Poll: Buy a wah pedal?
Poll Options
View poll results: Buy a wah pedal?
Yes
3 75%
No, become a better soloist first
1 25%
Voters: 4.
#1
Ive been playing guitar for over a year now (internet lessons only) and i can make somewhat decent improv solos. Theyre still very basic pentatonic ones, however.

Ive thought about getting a wah pedal to add a little something to my solos. But my question is that if i were to get a wah pedal, would that make me sloppy and uncreative? Should i develop my solo technique better before i get a wah?
Country music sucks
#2
There really is no reason that buying a wah will make you a worse player at all, plenty of super precise players use wah all the time; Guthrie Govan, John Petrucci, Steve Vai; all big wah users.

Personally I'm of the opinion that if it's a sound you like you should get one sooner rather than later; I've never owned one myself so whenever someone has one and I get the chance to play, I actually have no idea what to do with it.  Just like everything else with the instrument, it's a skill you need to practice if that's a sound you want to make.
R.I.P. My Signature. Lost to us in the great Signature Massacre of 2014.

Quote by Master Foo
“A man who mistakes secrets for knowledge is like a man who, seeking light, hugs a candle so closely that he smothers it and burns his hand.”


Album.
Legion.
#3
As long as you practice your technique with the wah pedal off, I don't see how using it would make you a sloppy player.

Whenever you are practicing technique, it makes sense to turn all of your effects off. You want your tone to be as dry as possible so that you hear everything as clearly as possible. Practicing with distortion is fine, though, because that will improve your muting technique (completely clean tone will be more forgiving in that regard and doesn't really require so good muting technique, but using clean tone is good for learning to use dynamics and developing an even tone, so I would suggest alternating between clean and distorted tones when you are practicing).

I think the main point is understanding the difference between playing the guitar and practicing. Practicing is focusing on the finer details in your playing and improving them or learning something new, and playing is just playing songs that you already know, noodling around, stuff like that. When you are practicing, you want a dry tone. When you are playing, use whatever effects you need. Then again, using effects is also a skill that you may want to practice. But that's really the only time you should use effects when you are practicing.

So if you want to buy a wah pedal, just get one, but don't use it all the time. And as I said, I would not suggest using it when you are practicing, unless you want to practice how to use the wah pedal effectively.

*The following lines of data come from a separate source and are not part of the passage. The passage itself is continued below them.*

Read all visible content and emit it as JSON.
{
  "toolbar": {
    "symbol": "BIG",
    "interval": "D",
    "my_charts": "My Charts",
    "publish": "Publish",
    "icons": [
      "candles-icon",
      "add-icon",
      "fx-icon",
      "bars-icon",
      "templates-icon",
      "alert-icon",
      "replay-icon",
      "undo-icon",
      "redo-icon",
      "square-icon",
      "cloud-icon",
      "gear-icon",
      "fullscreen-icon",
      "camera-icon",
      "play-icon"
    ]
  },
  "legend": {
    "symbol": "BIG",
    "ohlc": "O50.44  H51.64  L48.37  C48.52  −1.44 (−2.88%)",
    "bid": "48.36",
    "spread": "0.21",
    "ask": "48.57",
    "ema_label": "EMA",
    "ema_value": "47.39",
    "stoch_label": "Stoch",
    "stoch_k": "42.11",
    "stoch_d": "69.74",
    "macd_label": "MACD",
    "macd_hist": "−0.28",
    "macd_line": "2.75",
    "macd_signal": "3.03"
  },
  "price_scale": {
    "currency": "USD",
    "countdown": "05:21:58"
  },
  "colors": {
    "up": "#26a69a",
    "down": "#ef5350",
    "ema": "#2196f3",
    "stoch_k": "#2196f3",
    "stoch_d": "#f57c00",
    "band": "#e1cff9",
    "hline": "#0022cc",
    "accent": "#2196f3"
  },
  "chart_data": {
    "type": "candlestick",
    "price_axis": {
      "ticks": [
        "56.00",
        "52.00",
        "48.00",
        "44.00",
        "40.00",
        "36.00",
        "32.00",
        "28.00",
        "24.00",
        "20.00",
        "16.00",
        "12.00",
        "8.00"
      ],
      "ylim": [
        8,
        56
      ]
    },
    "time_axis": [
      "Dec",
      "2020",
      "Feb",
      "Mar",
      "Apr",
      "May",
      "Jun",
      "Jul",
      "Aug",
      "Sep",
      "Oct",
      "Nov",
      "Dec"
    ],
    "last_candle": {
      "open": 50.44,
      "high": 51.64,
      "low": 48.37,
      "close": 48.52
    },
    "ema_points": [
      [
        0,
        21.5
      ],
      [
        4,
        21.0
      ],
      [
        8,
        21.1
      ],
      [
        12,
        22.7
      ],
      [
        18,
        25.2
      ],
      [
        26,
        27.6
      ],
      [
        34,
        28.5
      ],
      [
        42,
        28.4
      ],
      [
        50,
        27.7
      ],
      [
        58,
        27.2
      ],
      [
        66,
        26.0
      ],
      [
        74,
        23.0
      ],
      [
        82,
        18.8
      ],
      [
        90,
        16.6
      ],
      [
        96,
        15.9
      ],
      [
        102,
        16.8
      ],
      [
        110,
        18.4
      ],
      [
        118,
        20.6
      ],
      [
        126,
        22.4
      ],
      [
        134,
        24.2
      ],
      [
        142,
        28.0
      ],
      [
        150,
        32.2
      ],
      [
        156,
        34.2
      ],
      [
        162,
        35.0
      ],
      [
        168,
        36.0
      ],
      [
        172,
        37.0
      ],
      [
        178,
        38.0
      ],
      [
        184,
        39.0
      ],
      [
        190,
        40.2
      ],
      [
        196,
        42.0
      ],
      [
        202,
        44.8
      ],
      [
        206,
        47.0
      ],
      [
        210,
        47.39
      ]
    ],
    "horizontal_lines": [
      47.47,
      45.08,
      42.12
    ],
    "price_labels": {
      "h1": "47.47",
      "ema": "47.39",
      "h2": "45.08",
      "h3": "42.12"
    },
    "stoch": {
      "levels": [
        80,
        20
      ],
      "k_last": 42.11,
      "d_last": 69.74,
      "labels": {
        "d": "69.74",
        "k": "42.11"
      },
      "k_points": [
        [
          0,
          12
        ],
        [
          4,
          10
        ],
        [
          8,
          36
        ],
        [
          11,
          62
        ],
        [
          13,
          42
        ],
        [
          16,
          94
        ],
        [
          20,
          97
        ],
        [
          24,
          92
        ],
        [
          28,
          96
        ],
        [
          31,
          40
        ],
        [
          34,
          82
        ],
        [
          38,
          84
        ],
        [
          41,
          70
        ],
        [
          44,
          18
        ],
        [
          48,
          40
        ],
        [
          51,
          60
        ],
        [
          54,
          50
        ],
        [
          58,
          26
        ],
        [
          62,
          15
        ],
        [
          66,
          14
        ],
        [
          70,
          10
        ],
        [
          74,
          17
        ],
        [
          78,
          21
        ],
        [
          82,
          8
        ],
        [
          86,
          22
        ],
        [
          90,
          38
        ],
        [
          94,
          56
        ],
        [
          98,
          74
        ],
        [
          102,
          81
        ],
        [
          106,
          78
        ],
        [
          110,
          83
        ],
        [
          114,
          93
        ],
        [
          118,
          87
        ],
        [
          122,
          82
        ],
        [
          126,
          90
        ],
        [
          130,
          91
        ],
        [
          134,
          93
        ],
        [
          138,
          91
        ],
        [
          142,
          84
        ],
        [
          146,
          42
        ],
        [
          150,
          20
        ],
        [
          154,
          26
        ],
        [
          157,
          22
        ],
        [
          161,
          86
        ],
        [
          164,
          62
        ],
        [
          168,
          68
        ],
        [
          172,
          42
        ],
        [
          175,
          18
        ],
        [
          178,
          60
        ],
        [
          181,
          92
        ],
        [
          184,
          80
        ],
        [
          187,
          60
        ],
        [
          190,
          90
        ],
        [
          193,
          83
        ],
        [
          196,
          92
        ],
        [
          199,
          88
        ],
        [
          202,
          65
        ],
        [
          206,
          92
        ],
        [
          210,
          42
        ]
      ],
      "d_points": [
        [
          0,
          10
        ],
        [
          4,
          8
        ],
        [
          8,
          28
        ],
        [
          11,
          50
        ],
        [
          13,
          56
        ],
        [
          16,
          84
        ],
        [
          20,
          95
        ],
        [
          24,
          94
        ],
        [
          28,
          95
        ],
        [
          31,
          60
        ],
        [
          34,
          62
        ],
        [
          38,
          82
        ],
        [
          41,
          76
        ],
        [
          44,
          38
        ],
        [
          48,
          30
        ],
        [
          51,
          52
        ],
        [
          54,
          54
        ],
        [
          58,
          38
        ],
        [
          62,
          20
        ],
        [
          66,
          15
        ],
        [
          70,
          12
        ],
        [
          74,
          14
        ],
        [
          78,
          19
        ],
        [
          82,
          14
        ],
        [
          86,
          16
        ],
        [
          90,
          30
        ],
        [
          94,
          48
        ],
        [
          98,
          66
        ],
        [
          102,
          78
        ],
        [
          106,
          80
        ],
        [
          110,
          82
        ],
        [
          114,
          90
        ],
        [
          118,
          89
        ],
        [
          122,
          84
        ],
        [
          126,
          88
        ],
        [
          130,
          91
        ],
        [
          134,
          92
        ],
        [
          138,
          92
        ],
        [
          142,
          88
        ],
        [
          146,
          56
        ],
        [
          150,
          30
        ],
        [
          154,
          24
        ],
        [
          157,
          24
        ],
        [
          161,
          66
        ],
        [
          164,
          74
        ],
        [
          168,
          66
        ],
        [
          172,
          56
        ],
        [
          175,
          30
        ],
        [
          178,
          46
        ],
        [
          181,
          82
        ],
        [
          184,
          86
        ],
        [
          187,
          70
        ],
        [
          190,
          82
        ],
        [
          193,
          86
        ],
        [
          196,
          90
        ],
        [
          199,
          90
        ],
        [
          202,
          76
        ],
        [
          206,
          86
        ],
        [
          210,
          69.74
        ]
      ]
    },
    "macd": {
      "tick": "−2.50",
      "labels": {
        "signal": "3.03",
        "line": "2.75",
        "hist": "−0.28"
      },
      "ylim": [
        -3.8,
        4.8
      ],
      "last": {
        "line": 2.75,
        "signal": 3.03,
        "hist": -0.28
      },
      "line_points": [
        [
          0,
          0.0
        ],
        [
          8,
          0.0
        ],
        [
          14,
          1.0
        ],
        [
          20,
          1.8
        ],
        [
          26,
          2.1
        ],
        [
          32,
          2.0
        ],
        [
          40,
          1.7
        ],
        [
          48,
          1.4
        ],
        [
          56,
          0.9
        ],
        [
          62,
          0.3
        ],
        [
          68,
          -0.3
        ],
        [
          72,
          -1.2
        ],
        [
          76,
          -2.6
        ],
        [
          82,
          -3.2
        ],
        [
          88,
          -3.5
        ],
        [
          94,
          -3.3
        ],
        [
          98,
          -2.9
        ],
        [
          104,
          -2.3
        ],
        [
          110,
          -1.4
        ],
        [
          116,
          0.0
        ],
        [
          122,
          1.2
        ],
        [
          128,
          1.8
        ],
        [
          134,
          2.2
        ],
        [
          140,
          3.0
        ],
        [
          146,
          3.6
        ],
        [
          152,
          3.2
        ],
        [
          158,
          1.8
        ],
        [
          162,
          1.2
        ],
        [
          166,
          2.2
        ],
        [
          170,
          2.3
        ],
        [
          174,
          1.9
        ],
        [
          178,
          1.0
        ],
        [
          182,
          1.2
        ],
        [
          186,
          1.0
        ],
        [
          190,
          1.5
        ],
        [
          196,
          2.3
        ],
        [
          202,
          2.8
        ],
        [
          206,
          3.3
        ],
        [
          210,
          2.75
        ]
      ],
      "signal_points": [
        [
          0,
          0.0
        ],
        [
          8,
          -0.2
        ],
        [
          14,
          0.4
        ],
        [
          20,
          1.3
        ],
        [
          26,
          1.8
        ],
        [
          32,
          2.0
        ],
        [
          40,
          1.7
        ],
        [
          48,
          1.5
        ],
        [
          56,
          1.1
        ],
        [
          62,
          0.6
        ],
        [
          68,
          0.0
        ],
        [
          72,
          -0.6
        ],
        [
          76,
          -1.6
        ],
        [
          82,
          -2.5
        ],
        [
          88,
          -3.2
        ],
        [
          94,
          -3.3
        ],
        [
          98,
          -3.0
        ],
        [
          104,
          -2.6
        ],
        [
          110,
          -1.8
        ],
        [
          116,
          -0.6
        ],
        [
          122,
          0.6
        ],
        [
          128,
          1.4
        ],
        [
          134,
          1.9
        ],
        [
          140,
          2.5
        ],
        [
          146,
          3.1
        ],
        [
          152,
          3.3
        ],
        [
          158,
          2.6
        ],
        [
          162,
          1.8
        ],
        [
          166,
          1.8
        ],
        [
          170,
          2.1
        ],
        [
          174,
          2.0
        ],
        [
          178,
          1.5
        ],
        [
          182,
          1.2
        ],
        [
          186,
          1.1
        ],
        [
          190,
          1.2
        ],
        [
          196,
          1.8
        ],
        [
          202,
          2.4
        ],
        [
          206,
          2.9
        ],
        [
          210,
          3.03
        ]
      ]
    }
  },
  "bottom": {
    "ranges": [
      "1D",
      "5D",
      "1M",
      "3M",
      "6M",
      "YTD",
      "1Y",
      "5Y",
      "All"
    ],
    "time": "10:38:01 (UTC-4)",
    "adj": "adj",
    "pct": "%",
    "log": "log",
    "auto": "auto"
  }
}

If you are practicing improvisation, I think you should first and foremost focus on your note choice, rhythm, phrasing and dynamics. Sure, if you want to incorporate certain effects into your soloing, you should use them every now and then. But I would say it's more important to focus on the things that I mentioned. Pedals should not become a thing that you resort to because your improvisation would sound boring otherwise. You should use pedals because you want to achieve a certain tone.

When you are practicing, you should have some kind of a goal in mind. What exactly are you practicing? What are you trying to achieve? Is there something that you are not happy about in your solo? These are questions that you should be asking from yourself. So when you are practicing improvisation you may want to focus on certain things. And if the things that you are focusing on don't require using wah pedal, I would suggest not using the wah pedal. But if the thing that you are focusing on is about using the wah pedal, then of course use the wah pedal. Remember that there is a difference between improvising and practicing improvisation. When you just improvise, you just play whatever you like. When you practice improvisation, you may want to focus on a certain area - for example you may want to focus on rhythm, dynamics, emphasizing certain chord tones, playing around with a certain technique (for example slides, bends, vibrato) and learning to use it creatively in a solo, etc.
Quote by AlanHB
Just remember that there are no boring scales, just boring players.

Gear

Bach Stradivarius 37G
Charvel So Cal
Fender Dimension Bass
Hartke HyDrive 210c
Ibanez BL70
Laney VC30
Tokai TB48
Yamaha FG720S-12
Yamaha P115
#5
If anything, a wah pedal will expand your possibilities and maybe inspire to play something cool. Definitely try one, you shall.